Die Plattform foodsharing.de dient als organisatorische Infrastruktur. Sie ist keine App zur Lebensmittelbestellung, sondern ein Netzwerk aus Menschen, die gemeinsam Lebensmittelrettung koordinieren. Dahinter steht der gemeinnützige Verein Foodsharing e. V., der die Plattform betreibt und die Standards für Hygiene und Verhalten setzt.
Die drei Wege zu Lebensmitteln über Foodsharing
Wer zum ersten Mal mit Foodsharing in Kontakt kommt, ist oft überrascht, wie strukturiert das System ist. Es gibt nicht einen Weg, sondern drei, die unterschiedliche Zugangshürden haben.
- Fairteiler: Öffentlich zugängliche Schränke oder Kühlschränke, in denen Lebensmittel kostenlos abgelegt und abgeholt werden können. Keine Registrierung nötig, keine Absprache, keine feste Zeit. Standorte sind über die Karte auf foodsharing.de abrufbar.
- Private Angebote auf der Plattform: Registrierte Nutzer können überschüssige Lebensmittel aus dem eigenen Haushalt anbieten. Andere registrierte Nutzer können sie abholen. Erfordert eine kostenlose Registrierung auf foodsharing.de.
- Betriebsabholungen: Der Kern des Systems. Kooperationsbetriebe, also Bäckereien, Supermärkte, Restaurants und Kantinen, geben überschüssige Ware regelmäßig an Foodsaver ab. Diese Abholungen erfordern einen Quiz-Abschluss, eine begleitete Einführungsabholung und verlässliche Pünktlichkeit.

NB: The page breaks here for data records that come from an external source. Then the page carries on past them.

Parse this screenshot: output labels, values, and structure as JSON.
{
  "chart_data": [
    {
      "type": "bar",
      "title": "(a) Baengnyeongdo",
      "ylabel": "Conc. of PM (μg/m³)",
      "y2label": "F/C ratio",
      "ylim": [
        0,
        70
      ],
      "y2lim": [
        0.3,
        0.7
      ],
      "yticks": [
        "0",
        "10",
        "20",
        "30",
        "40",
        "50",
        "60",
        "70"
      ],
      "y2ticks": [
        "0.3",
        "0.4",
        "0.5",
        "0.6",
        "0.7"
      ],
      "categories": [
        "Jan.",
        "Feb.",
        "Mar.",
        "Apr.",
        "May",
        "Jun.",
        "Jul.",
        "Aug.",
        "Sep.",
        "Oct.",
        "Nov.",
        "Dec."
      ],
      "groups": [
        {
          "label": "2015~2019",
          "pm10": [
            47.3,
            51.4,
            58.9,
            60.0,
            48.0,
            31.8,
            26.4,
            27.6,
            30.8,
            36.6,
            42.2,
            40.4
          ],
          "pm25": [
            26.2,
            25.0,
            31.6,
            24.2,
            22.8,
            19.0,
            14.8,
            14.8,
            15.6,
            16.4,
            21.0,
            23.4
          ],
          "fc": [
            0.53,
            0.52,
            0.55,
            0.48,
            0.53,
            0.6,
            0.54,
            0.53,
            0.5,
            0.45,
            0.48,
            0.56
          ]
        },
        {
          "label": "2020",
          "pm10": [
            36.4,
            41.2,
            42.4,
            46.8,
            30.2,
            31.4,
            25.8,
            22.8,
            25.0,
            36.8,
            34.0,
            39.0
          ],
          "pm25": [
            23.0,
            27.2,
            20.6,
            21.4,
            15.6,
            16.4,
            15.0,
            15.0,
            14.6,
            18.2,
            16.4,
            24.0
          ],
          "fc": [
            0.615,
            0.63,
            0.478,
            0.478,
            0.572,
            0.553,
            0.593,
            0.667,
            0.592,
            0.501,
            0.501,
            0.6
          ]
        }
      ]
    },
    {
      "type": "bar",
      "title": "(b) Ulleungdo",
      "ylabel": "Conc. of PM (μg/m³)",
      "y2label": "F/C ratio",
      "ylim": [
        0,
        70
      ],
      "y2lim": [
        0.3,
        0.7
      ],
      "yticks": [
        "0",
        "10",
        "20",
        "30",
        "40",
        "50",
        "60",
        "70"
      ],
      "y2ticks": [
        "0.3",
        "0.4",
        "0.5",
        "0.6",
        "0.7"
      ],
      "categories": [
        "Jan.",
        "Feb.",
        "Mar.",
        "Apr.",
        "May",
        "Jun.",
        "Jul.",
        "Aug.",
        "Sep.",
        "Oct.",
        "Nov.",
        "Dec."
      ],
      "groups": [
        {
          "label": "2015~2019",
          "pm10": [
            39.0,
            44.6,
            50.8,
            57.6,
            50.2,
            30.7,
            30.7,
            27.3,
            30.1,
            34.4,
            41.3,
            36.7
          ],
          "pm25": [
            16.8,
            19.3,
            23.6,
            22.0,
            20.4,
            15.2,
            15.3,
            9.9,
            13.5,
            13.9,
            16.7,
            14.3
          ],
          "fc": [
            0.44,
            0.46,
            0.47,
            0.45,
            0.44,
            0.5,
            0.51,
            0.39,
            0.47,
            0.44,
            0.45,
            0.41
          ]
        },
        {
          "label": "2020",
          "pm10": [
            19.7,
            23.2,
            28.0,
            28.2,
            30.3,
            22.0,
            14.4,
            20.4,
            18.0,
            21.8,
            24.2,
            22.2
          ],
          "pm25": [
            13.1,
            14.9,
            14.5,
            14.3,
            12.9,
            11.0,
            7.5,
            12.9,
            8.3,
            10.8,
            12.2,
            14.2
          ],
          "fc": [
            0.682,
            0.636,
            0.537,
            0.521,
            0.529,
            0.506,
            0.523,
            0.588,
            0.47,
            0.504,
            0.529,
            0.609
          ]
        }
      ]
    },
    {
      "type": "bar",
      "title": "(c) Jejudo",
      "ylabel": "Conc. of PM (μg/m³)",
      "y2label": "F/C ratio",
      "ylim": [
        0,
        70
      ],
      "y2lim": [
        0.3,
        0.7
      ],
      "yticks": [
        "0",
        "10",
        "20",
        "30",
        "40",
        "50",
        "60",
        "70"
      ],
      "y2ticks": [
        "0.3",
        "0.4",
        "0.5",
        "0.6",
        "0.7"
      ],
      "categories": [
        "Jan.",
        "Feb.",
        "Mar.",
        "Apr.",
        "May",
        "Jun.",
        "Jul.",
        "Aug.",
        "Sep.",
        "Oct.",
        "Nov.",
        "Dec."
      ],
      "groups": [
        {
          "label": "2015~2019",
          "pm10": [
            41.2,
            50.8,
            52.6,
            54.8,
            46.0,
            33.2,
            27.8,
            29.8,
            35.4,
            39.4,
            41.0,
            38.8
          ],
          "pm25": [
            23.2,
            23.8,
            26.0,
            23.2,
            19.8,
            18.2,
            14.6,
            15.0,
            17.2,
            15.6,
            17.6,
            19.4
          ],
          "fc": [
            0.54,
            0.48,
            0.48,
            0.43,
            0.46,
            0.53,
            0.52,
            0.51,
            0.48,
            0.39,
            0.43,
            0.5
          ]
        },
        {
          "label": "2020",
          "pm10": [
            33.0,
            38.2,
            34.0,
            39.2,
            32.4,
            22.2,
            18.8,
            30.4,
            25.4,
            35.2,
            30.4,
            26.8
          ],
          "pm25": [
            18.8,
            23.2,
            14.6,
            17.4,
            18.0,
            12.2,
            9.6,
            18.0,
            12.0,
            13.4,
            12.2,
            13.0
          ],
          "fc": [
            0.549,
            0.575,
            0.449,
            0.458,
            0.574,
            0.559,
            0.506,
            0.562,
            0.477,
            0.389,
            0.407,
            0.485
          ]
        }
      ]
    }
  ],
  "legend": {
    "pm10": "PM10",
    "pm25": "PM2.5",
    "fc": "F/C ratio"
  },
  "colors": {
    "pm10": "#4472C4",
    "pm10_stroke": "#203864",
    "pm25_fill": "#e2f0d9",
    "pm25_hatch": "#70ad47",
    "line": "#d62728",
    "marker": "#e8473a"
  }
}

Wie die Bewegung entstanden ist und wie groß sie ist
Die Gründungsgeschichte beginnt 2012 in Berlin, ausgelöst durch den Dokumentarfilm „Taste the Waste“ des deutschen Regisseurs Valentin Thurn, der das Ausmaß von Lebensmittelverschwendung in Europa eindrücklich dokumentierte. Der Film war der Anstoß für eine Gruppe Berliner, die Plattform foodsharing.de zu gründen und die erste organisierte Lebensmittelrettungsstruktur in Deutschland aufzubauen.

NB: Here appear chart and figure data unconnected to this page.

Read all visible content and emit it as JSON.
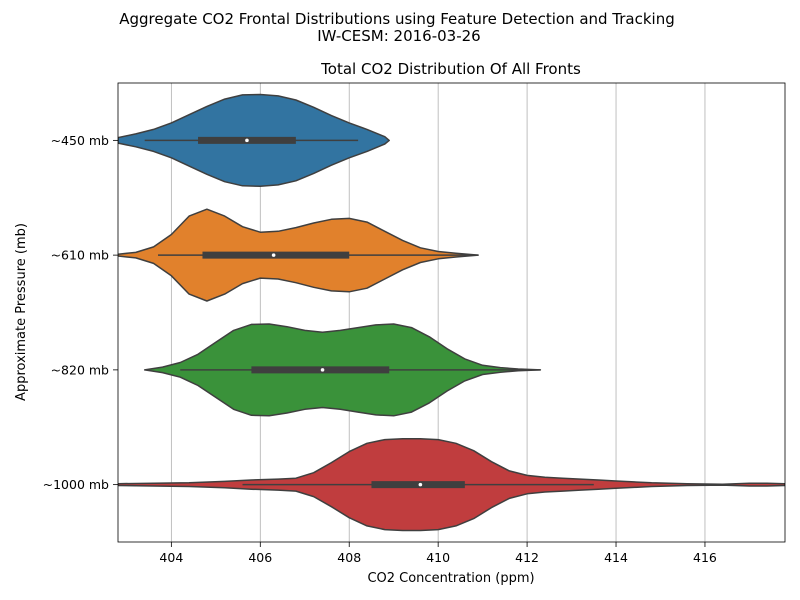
{
  "chart_data": {
    "type": "violin",
    "suptitle_line1": "Aggregate CO2 Frontal Distributions using Feature Detection and Tracking",
    "suptitle_line2": "IW-CESM: 2016-03-26",
    "title": "Total CO2 Distribution Of All Fronts",
    "xlabel": "CO2 Concentration (ppm)",
    "ylabel": "Approximate Pressure (mb)",
    "xlim": [
      402.8,
      417.8
    ],
    "xticks": [
      404,
      406,
      408,
      410,
      412,
      414,
      416
    ],
    "xgrid": true,
    "ygrid": false,
    "series": [
      {
        "name": "~450 mb",
        "color": "#3274a1",
        "whisker": [
          403.4,
          408.2
        ],
        "box": [
          404.6,
          406.8
        ],
        "median": 405.7,
        "profile": [
          [
            402.8,
            0.06
          ],
          [
            403.2,
            0.14
          ],
          [
            403.6,
            0.24
          ],
          [
            404.0,
            0.38
          ],
          [
            404.4,
            0.56
          ],
          [
            404.8,
            0.74
          ],
          [
            405.2,
            0.9
          ],
          [
            405.6,
            0.99
          ],
          [
            406.0,
            1.0
          ],
          [
            406.4,
            0.97
          ],
          [
            406.8,
            0.88
          ],
          [
            407.2,
            0.72
          ],
          [
            407.6,
            0.54
          ],
          [
            408.0,
            0.38
          ],
          [
            408.4,
            0.24
          ],
          [
            408.8,
            0.08
          ],
          [
            408.9,
            0.0
          ]
        ]
      },
      {
        "name": "~610 mb",
        "color": "#e1812c",
        "whisker": [
          403.7,
          410.9
        ],
        "box": [
          404.7,
          408.0
        ],
        "median": 406.3,
        "profile": [
          [
            402.8,
            0.02
          ],
          [
            403.2,
            0.06
          ],
          [
            403.6,
            0.18
          ],
          [
            404.0,
            0.45
          ],
          [
            404.4,
            0.85
          ],
          [
            404.8,
            1.0
          ],
          [
            405.2,
            0.85
          ],
          [
            405.6,
            0.62
          ],
          [
            406.0,
            0.5
          ],
          [
            406.4,
            0.52
          ],
          [
            406.8,
            0.6
          ],
          [
            407.2,
            0.7
          ],
          [
            407.6,
            0.78
          ],
          [
            408.0,
            0.8
          ],
          [
            408.4,
            0.72
          ],
          [
            408.8,
            0.52
          ],
          [
            409.2,
            0.32
          ],
          [
            409.6,
            0.16
          ],
          [
            410.0,
            0.08
          ],
          [
            410.4,
            0.04
          ],
          [
            410.9,
            0.0
          ]
        ]
      },
      {
        "name": "~820 mb",
        "color": "#3a923a",
        "whisker": [
          404.2,
          412.3
        ],
        "box": [
          405.8,
          408.9
        ],
        "median": 407.4,
        "profile": [
          [
            403.4,
            0.0
          ],
          [
            403.8,
            0.06
          ],
          [
            404.2,
            0.16
          ],
          [
            404.6,
            0.34
          ],
          [
            405.0,
            0.6
          ],
          [
            405.4,
            0.86
          ],
          [
            405.8,
            0.99
          ],
          [
            406.2,
            1.0
          ],
          [
            406.6,
            0.94
          ],
          [
            407.0,
            0.86
          ],
          [
            407.4,
            0.82
          ],
          [
            407.8,
            0.86
          ],
          [
            408.2,
            0.92
          ],
          [
            408.6,
            0.98
          ],
          [
            409.0,
            1.0
          ],
          [
            409.4,
            0.92
          ],
          [
            409.8,
            0.72
          ],
          [
            410.2,
            0.46
          ],
          [
            410.6,
            0.24
          ],
          [
            411.0,
            0.1
          ],
          [
            411.4,
            0.05
          ],
          [
            411.8,
            0.02
          ],
          [
            412.3,
            0.0
          ]
        ]
      },
      {
        "name": "~1000 mb",
        "color": "#c03d3e",
        "whisker": [
          405.6,
          413.5
        ],
        "box": [
          408.5,
          410.6
        ],
        "median": 409.6,
        "profile": [
          [
            402.8,
            0.02
          ],
          [
            403.6,
            0.03
          ],
          [
            404.4,
            0.04
          ],
          [
            405.2,
            0.07
          ],
          [
            405.8,
            0.1
          ],
          [
            406.4,
            0.12
          ],
          [
            406.8,
            0.14
          ],
          [
            407.2,
            0.26
          ],
          [
            407.6,
            0.48
          ],
          [
            408.0,
            0.72
          ],
          [
            408.4,
            0.9
          ],
          [
            408.8,
            0.98
          ],
          [
            409.2,
            1.0
          ],
          [
            409.6,
            1.0
          ],
          [
            410.0,
            0.98
          ],
          [
            410.4,
            0.9
          ],
          [
            410.8,
            0.74
          ],
          [
            411.2,
            0.5
          ],
          [
            411.6,
            0.3
          ],
          [
            412.0,
            0.2
          ],
          [
            412.4,
            0.16
          ],
          [
            412.8,
            0.14
          ],
          [
            413.2,
            0.12
          ],
          [
            413.6,
            0.1
          ],
          [
            414.0,
            0.08
          ],
          [
            414.4,
            0.06
          ],
          [
            414.8,
            0.04
          ],
          [
            415.6,
            0.02
          ],
          [
            416.4,
            0.01
          ],
          [
            417.0,
            0.03
          ],
          [
            417.4,
            0.03
          ],
          [
            417.8,
            0.02
          ]
        ]
      }
    ]
  }
}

Was als lokales Berliner Projekt begann, wuchs schnell über Stadtgrenzen hinaus. Innerhalb weniger Jahre etablierten sich Foodsharing-Gruppen in Österreich und der Schweiz. Heute zählt die Plattform mehrere Hunderttausend registrierte Mitglieder im deutschsprachigen Raum, darunter aktive Foodsaver, die regelmäßig Betriebsabholungen durchführen. Die Zahl der geretteten Lebensmittel wird nicht zentral erfasst, Schätzungen gehen aber von Tausenden Tonnen pro Jahr aus.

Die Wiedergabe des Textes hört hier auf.